ÖZ A., Cinar R., NAZIROĞLU M.

METABOLIC BRAIN DISEASE, 2022 (Peer-Reviewed Journal) identifier identifier identifier

  • Publication Type: Article / Article
  • Publication Date: 2022
  • Doi Number: 10.1007/s11011-022-01037-x
  • Journal Name: METABOLIC BRAIN DISEASE
  • Journal Indexes: Science Citation Index Expanded, Scopus, Academic Search Premier, BIOSIS, EMBASE, MEDLINE
  • Keywords: Glia, TRPV1 channels, Calcium ion, Oxidative stress, Apoptosis, DORSAL-ROOT GANGLION, INTRACELLULAR CALCIUM, TRPM2 CHANNELS, ACTIVATION, INVOLVEMENT, MICROGLIA, RELEASE, STRESS, DEATH, CONTRIBUTES

Abstract

Glia are essential neurons of the immune system in the central nervous system.
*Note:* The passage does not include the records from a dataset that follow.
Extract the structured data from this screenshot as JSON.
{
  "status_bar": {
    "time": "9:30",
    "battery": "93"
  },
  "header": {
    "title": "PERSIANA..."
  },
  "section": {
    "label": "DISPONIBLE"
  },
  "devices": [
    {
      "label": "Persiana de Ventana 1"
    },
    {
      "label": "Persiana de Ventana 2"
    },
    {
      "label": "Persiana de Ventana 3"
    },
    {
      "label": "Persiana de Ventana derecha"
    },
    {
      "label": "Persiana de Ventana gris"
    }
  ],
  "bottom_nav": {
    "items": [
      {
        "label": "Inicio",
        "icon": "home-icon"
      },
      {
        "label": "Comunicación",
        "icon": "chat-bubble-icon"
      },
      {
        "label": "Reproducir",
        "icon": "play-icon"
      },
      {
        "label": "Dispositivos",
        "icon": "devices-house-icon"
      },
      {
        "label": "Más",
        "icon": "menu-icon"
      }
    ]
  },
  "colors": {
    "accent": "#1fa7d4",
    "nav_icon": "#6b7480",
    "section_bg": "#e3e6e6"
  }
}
The effective mission of glia depends on their activation, release of cytokines, and oxidative cleaning of debris material from neuronal cells. Accumulating evidence indicates that microglia activation-induced oxidative stress via the activation Ca2+ permeable TRPV1 channel has an essential role in the pathophysiology of neurodegenerative diseases. However, there is scarce information on the cytosolic localization of TRPV1 and the induction of oxidative cytotoxicity in the glia. Hence, we investigated the interactions between cytosolic TRPV1 expression levels and oxidative neurotoxicity in the BV2, C8-D1A, N9 glia, and DBTRG glioblastoma cells. We observed TRPV1 expression in the perinuclear area but not in the cell membrane in the BV2, C8-D1A, and N9 cells. Hence, we observed no activation of TRPV1 on the increase of mitochondrial free reactive oxygen species (mROS) and apoptosis in the cells after the capsaicin stimulation. However, we observed TRPV1 channel expression in the positive control (DBTRG) cell membranes. Hence, the Ca2+ influx, TRPV1 current density, apoptosis, and mROS levels were increased in the DBTRG cells after the capsaicin stimulation, although their levels were diminished by the treatment of the TRPV1 blocker (capsazepine). In conclusion, the presence of TRPV1 in the cell membrane of DBTRG cells induced excessive generation of mROS and apoptosis actions, although the presence of TRPV1 in the perinuclear area did not cause the actions. It seems that there is a subtype of TRPV1 in the perinuclear area, and it is not activated by the capsaicin.